If TV is slowly getting out of the rerun business, I should do the same. That doesn’t mean my best-of list consists solely of brand-new programs. Some shows just take time to develop into greatness — or get on my radar.
1. “O.J.: Made In America” (ESPN): It was lots of fun watching big-name stars play dress-up in “The People v. O.J. Simpson: American Crime Story,” but this thorough documentary was the must-see event of the year, dissecting the trial of the century and the events that led to its seemingly improbable verdict.
2. “Master of None” (Netflix): Many aspire to be to be the next Louis CK, but Aziz Ansari made the strongest case as his heir apparent with his charming meditations on race, dating and food trucks. The premiere season dropped in November 2015, but I didn’t get around to recognizing its genius until a few months later. Ansari is not a great actor, but he’s a brilliant, bold auteur — a gift that’s far more rare.
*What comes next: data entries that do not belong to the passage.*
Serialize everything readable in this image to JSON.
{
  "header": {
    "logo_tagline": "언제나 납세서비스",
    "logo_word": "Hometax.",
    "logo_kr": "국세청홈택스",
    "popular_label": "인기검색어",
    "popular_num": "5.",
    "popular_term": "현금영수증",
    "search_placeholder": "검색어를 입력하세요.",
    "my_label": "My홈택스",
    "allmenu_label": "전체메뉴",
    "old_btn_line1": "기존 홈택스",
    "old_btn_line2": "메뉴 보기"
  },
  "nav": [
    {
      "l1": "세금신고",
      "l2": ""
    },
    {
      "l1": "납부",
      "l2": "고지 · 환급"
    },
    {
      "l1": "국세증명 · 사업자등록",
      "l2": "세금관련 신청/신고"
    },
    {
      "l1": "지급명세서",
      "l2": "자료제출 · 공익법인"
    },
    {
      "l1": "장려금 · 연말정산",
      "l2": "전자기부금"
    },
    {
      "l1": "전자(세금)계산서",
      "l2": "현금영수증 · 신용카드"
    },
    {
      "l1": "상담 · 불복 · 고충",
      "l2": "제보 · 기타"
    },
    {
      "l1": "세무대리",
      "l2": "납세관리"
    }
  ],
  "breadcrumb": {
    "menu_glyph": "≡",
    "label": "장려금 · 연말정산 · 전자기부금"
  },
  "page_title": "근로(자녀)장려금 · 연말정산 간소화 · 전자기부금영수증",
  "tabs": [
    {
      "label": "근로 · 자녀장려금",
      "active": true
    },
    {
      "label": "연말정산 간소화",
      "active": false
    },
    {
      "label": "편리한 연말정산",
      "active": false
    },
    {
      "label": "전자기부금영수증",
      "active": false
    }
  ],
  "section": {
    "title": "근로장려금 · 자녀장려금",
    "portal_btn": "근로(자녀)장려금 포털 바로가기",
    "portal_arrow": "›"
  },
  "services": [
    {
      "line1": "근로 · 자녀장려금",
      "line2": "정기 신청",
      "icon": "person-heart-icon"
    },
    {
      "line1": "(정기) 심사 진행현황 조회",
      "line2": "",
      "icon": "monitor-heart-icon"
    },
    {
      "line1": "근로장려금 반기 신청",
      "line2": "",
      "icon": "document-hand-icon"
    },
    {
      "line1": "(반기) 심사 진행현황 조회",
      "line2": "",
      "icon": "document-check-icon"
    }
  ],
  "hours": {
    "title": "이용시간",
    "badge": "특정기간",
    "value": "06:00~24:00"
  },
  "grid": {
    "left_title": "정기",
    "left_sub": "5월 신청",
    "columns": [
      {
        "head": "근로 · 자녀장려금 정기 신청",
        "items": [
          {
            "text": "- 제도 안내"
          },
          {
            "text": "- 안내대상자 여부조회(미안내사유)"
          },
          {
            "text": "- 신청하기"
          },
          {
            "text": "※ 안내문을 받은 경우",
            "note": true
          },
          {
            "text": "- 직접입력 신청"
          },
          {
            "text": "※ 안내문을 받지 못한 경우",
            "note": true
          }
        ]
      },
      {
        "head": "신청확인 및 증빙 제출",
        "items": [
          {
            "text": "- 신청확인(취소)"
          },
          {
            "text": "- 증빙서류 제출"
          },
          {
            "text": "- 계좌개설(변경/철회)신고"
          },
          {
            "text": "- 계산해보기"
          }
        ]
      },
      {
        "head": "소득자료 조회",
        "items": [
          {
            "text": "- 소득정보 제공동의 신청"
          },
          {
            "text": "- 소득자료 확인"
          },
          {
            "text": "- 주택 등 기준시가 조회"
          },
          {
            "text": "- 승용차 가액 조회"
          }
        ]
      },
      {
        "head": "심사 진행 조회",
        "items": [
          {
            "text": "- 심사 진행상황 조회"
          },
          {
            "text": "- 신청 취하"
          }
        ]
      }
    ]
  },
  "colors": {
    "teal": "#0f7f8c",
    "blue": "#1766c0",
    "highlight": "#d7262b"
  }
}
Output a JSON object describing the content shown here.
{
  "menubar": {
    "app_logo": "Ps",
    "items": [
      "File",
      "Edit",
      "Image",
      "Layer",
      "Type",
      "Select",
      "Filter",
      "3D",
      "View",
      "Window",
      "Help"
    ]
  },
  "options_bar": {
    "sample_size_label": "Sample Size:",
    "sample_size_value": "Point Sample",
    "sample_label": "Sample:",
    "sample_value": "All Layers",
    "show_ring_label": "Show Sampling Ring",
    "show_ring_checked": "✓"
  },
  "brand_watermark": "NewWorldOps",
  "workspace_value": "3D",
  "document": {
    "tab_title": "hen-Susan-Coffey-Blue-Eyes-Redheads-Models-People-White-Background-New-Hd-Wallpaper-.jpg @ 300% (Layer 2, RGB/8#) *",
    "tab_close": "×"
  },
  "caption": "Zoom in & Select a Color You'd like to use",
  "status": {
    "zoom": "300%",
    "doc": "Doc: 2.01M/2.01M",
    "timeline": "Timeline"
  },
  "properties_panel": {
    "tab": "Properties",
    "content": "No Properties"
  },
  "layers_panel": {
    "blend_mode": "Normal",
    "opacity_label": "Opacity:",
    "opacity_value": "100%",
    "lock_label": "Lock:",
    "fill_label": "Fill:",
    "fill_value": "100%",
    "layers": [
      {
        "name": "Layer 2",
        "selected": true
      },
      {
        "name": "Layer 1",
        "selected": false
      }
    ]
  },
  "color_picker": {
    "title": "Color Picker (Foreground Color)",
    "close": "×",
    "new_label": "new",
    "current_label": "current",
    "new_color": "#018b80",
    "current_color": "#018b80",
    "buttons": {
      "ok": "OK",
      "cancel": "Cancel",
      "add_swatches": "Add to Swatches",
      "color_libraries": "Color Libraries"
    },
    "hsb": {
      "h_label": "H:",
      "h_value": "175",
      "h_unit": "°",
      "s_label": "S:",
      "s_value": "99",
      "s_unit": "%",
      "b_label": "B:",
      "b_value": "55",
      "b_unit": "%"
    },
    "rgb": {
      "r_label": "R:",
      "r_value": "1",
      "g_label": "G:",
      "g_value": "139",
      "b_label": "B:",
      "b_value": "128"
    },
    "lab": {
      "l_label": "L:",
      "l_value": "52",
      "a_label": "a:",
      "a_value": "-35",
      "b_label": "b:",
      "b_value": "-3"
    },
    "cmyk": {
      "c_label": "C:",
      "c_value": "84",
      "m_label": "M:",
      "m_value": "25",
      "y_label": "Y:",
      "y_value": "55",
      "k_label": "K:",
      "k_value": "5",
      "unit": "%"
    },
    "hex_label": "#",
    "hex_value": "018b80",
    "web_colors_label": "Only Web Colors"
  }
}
3. “The Crown” (Netflix): “Game of Thrones” had its most spellbinding season to date, but all its battle-worn warriors must bow down to Claire Foy’s Queen Elizabeth II. Her performance as the shellshocked majesty, buoyed by John Lithgow’s Winston Churchill and Jared Harris’ King George VI, was mesmerizing, as was writer Peter Morgan’s belief that historically based drama can be more riveting than any big-budget version of Dungeons and Dragons.
4. The 2016 PBS Fall Arts Festival (PBS): As some cable outlets moved away from their initial role as fine arts benefactors, public television has doubled down, but never with such consistency and delight as in this recent string of high-caliber specials. We got to watch Imelda Staunton take her turn as Rose in “Gypsy,” Lin-Manuel Miranda transform Alexander Hamilton into a rap star and Alan Cumming rework Avril Lavigne’s “Complicated” into a torch song. PBS still has rhythm; who could ask for anything more?
5. “Atlanta” (FX): Donald Glover has gone off the deep end before — quitting “Community,” touring under his rap persona Childish Gambino — and always has managed to stay afloat with confidence and unexpected strokes. He’s topped himself with this latest pet project about an accidental drifter saddled with high aspirations and bad luck. The awards circuit is treating the show as a sitcom, but I’m not so sure. This one belongs in a category all its own, as does its creator.
6. “The Night Of” (HBO): The death of intended star James Gandolfini loomed large over this thinking man’s version of “Law & Order,” which may explain why it has been so underrepresented on the awards circuit. But in retrospect, no American miniseries was so haunting and deserving of a second chance.
7. “Gilmore Girls” (Netflix): The return to Luke’s Diner was overcaffeinated, with too many cameos and a musical that nearly warranted an intermission, but the crisp quips from creator Amy Sherman-Palladino made it easy to swallow the sweeteners. And that highly anticipated exchange between mother and daughter in the final scene? Goosebumps.
8. “Life in Pieces” (CBS): “This Is Us,” which proved that networks are still in the tear-jerker business, deserves every accolade floating its way, but don’t ignore this equally heart-wrenching family affair. Disguised as a “Modern Family” rip-off, it manages to sneak in tender moments while keeping viewers in stitches.
9. “The Nightly Show With Larry Wilmore” (Comedy Central): This “Daily Show” companion was just finding its groove when the network yanked it from the air, in the middle of the election season, no less. Did Russian hackers play a role? If so, the last laugh will surely be on them. Wilmore won’t be silenced, as he’s proved by co-creating HBO’s “Insecure” and inking a development deal with ABC.
10. “One Mississippi” (Amazon): Comedian Tig Notaro has always marched to her own drummer on stage, an approach she maintained in this semi-autobiographical sitcom about dealing with the loss of family members and negotiating with the ones left behind.